Go slowly   About  Contact  Archives

Redshift for customer-facing apps

Redshift is an OLAP database from AWS, so for data warehouse purpose, it’s a viable option. The question is, can we use it as an OLTP database for customer-facing applications?

Short answer: No, for generic OLTP use case, and Yes for specific functions, such as analytics or building dashboards. The reasons are, firstly, analytic jobs usually do aggregation on a large chunk of data which would run very slow on row-based OLTP databases, and secondly, analytic features are usually the low traffic parts on the system. Those requirements align very well with Redshift features.

1. Concurrency connections

As of now, Redshift supports up to 50 concurrency connections by default. Although we can get concurrency scaling feature by paying more, we need to keep the query latency in the 1-5 seconds range to be usable. Let’s say we get an average of 1 second per query, then we can serve up to 50 requests per second (RPS), if the analytic APIs only serve 10 RPS, then we’re good to go.

2. Query latency

The catch now is how will we keep our query latency to only seconds, or even better, sub-second? Redshift is very powerful, but for a huge amount of data, it must be tuned correctly for fast queries.

Enter the Redshift’s DIST key and SORT key couple!

Since Redshift is a columnar database and is designed to keep a massive volume, it doesn’t have indexes as normal database, it only has 2 kinds of key for distributing and sorting data into desired locations.

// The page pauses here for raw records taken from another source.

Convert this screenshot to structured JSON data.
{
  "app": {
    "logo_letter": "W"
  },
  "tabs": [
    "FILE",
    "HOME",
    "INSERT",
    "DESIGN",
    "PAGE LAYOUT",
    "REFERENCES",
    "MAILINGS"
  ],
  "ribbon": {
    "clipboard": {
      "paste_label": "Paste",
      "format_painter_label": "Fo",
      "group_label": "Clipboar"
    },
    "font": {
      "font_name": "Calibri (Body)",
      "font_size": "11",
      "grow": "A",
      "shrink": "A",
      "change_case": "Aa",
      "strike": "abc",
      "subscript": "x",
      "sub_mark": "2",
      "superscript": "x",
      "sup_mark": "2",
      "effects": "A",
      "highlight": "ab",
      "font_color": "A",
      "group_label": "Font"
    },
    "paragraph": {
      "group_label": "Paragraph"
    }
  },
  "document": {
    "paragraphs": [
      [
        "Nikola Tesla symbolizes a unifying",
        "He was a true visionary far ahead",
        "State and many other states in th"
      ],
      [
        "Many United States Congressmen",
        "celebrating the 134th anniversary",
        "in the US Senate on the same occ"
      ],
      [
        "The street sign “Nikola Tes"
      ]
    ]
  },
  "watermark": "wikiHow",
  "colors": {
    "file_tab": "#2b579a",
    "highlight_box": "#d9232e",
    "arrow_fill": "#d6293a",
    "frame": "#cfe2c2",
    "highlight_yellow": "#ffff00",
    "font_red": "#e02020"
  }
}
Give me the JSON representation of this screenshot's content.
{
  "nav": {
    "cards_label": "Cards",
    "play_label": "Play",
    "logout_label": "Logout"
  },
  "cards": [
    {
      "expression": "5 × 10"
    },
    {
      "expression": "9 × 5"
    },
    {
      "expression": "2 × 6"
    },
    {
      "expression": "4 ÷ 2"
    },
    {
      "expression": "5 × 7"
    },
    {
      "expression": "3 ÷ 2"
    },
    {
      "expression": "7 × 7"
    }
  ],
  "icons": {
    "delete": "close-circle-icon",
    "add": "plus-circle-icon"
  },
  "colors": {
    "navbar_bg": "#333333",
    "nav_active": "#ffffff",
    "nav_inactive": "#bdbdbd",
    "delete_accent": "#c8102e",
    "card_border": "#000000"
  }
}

Refer to AWS best practice for designing table here.

3. Benchmark

We’ve done some benchmarks using k6 on our toy APIs that use Redshift ra3.xlplus (4 vCPU, 32 GB RAM, 3 compute nodes) with ~1TB of data in each table, as the main database and the results are as good as promised: if you keep your query latency to 1 second, you get 50 RPS, if it goes down to 500 ms, you get 100 RPS.

The math works out!

Written on March 2, 2022.